1 DE Ouderlingh aen den geliefden Gajus, welcken ick in waerheyt lief hebbe.
2 Geliefde, voor alle dingen wensche ick dat ghy welvaert ende gesont zijt, gelijck uwe ziele welvaert.
3 Want ick ben seer verblijdt geweest, als de broeders quamen, ende getuyghden van uwe waerheyt, gelijck ghy in de waerheyt wandelt.
4 Ick en hebbe geen meerder blijdtschap dan hier in, dat ick hoore dat mijne kinderen in de waerheyt wandelen.
5 Geliefde, ghy doet trouwelick, in al het gene ghy doet aen de broederen, ende aen de vreemdelingen,
6 Die getuyght hebben van uwe liefde, in de tegenwoordigheyt der gemeynte: welcke indien ghy geleyde doet, gelijck het Gode weerdigh is, soo sult ghy wel doen.
7 Want sy zijn voor sijnen name uytgegaen, niets nemende van de Heydenen.
8 Wy dan zijn schuldigh de soodanige te ontfangen, op dat wy mede-arbeyders mogen worden der waerheyt.
9 Ick hebbe aen de gemeynte geschreven: maer Diotrephes, die onder haer soeckt de eerste te zijn, en neemt ons niet aen.
10 Daerom, indien ick kome, soo sal ick in gedachtenisse brengen sijne wercken die hy doet, met boose woorden snaterende tegen ons: ende hier mede niet vergenoeght zijnde, soo en ontfanght hy selve de broeders niet, ende verhindert de gene die het willen [doen ] ende werptse uyt de gemeynte.
11 Geliefde, en volght het quaet niet na, maer het goet.
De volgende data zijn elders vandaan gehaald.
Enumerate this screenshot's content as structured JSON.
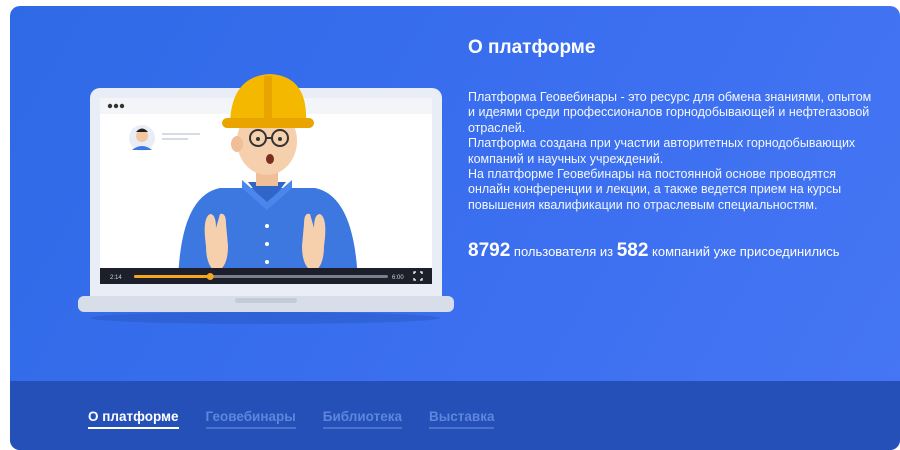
{
  "about": {
    "title": "О платформе",
    "paragraphs": [
      "Платформа Геовебинары - это ресурс для обмена знаниями, опытом и идеями среди профессионалов горнодобывающей и нефтегазовой отраслей.",
      "Платформа создана при участии авторитетных горнодобывающих компаний и научных учреждений.",
      "На платформе Геовебинары на постоянной основе проводятся онлайн конференции и лекции, а также ведется прием на курсы повышения квалификации по отраслевым специальностям."
    ],
    "stats": {
      "users_count": "8792",
      "users_text": "пользователя из",
      "companies_count": "582",
      "companies_text": "компаний уже присоединились"
    }
  },
  "video": {
    "time_current": "2:14",
    "time_total": "6:00",
    "progress": 0.3
  },
  "tabs": [
    {
      "label": "О платформе",
      "active": true
    },
    {
      "label": "Геовебинары",
      "active": false
    },
    {
      "label": "Библиотека",
      "active": false
    },
    {
      "label": "Выставка",
      "active": false
    }
  ],
  "colors": {
    "background": "#3b6ff0",
    "bottom_bar": "#2450b8",
    "helmet": "#f5b800",
    "shirt": "#3c78e0",
    "progress": "#f5a623"
  }
}
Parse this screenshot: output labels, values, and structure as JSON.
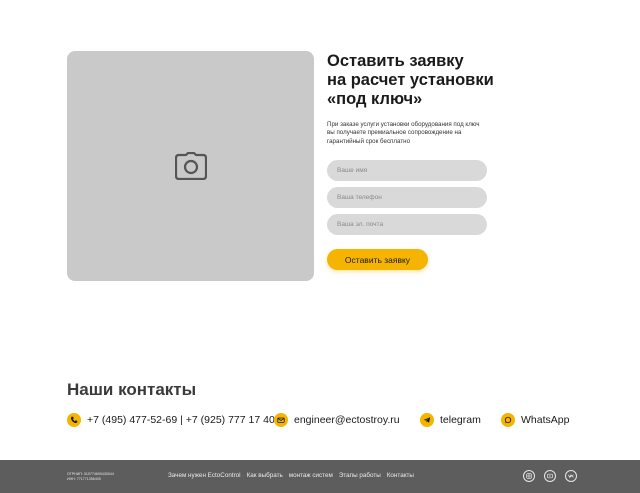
{
  "form": {
    "title_line1": "Оставить заявку",
    "title_line2": "на расчет установки",
    "title_line3": "«под ключ»",
    "description": "При заказе услуги установки оборудования под ключ вы получаете премиальное сопровождение на гарантийный срок бесплатно",
    "name_placeholder": "Ваше имя",
    "phone_placeholder": "Ваша телефон",
    "email_placeholder": "Ваша эл. почта",
    "submit_label": "Оставить заявку"
  },
  "hero": {
    "icon": "camera-icon"
  },
  "contacts": {
    "title": "Наши контакты",
    "phone": "+7 (495) 477-52-69 | +7 (925) 777 17 40",
    "email": "engineer@ectostroy.ru",
    "telegram": "telegram",
    "whatsapp": "WhatsApp"
  },
  "footer": {
    "ogrnip": "ОГРНИП: 319774600430044",
    "inn": "ИНН: 771771356405",
    "nav": [
      "Зачем нужен EctoControl",
      "Как выбрать",
      "монтаж систем",
      "Этапы работы",
      "Контакты"
    ]
  },
  "colors": {
    "accent": "#f5b400",
    "footer_bg": "#5d5d5d",
    "placeholder_bg": "#c9c9c9"
  }
}
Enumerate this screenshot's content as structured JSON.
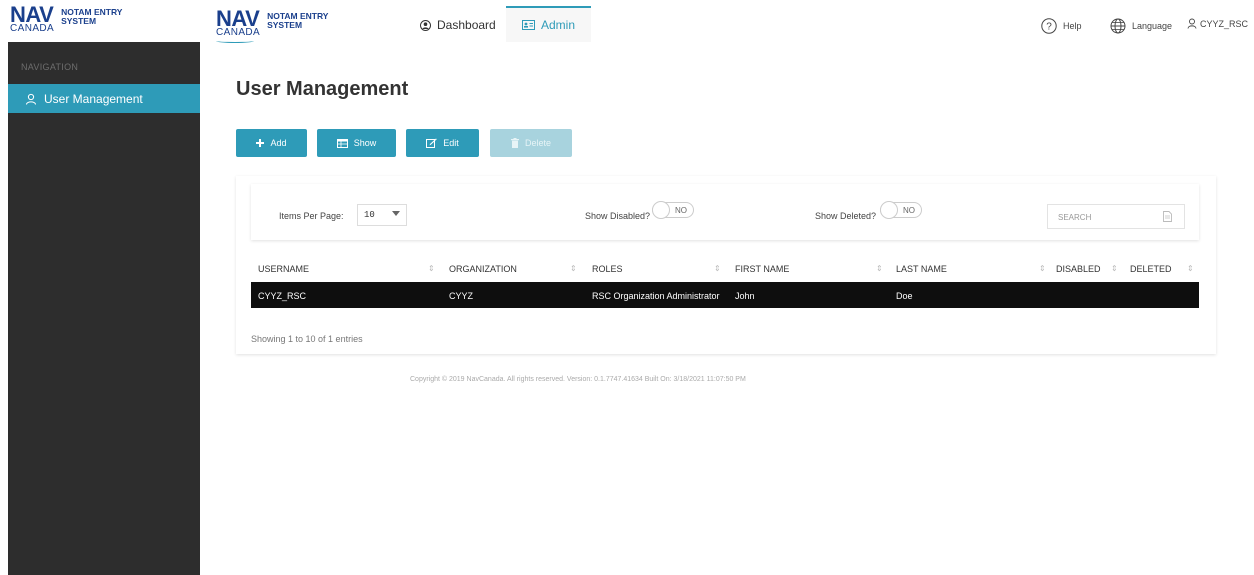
{
  "brand": {
    "logo_word": "NAV",
    "logo_country": "CANADA",
    "logo_line1": "NOTAM ENTRY",
    "logo_line2": "SYSTEM",
    "primary_color": "#2e9bb8",
    "brand_color": "#1a3f8c"
  },
  "sidebar": {
    "heading": "NAVIGATION",
    "items": [
      {
        "label": "User Management",
        "icon": "user-icon",
        "active": true
      }
    ]
  },
  "topnav": {
    "tabs": [
      {
        "label": "Dashboard",
        "icon": "dashboard-icon"
      },
      {
        "label": "Admin",
        "icon": "id-card-icon",
        "active": true
      }
    ],
    "help": "Help",
    "language": "Language",
    "user": "CYYZ_RSC"
  },
  "page": {
    "title": "User Management"
  },
  "toolbar": {
    "add": "Add",
    "show": "Show",
    "edit": "Edit",
    "delete": "Delete"
  },
  "filters": {
    "items_per_page_label": "Items Per Page:",
    "items_per_page_value": "10",
    "show_disabled_label": "Show Disabled?",
    "show_disabled_value": "NO",
    "show_deleted_label": "Show Deleted?",
    "show_deleted_value": "NO",
    "search_placeholder": "SEARCH"
  },
  "table": {
    "columns": [
      "USERNAME",
      "ORGANIZATION",
      "ROLES",
      "FIRST NAME",
      "LAST NAME",
      "DISABLED",
      "DELETED"
    ],
    "rows": [
      [
        "CYYZ_RSC",
        "CYYZ",
        "RSC Organization Administrator",
        "John",
        "Doe",
        "",
        ""
      ]
    ],
    "summary": "Showing 1 to 10 of 1 entries"
  },
  "footer": {
    "text": "Copyright © 2019 NavCanada. All rights reserved. Version: 0.1.7747.41634 Built On: 3/18/2021 11:07:50 PM"
  }
}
Die goet doet is uyt Godt: maer die quaet doet, en heeft Godt niet gesien.
12 Demetrio wort getuygenisse gegeven van allen, ende van de waerheyt selve: ende wy getuygen oock, ende ghy weet dat ons’ getuygenisse waerachtigh is.
13 Ick hadde veel te schrijven, maer ick en wil u niet schrijven met inckt ende penne:
14 Maer ick hope u haest te sien, ende wy sullen mont tot mont spreken.
15 Vrede zy u. De vrienden groeten u. Groet de vrienden met name.
Afzender, geadresseerde
1 De ouderling aan de geliefde Gajus, die ik in waarheid liefheb.
Lof over Gajus
2 Geliefde, ik wens dat het u in alles goed gaat en dat u gezond bent, zoals het uw ziel goed gaat.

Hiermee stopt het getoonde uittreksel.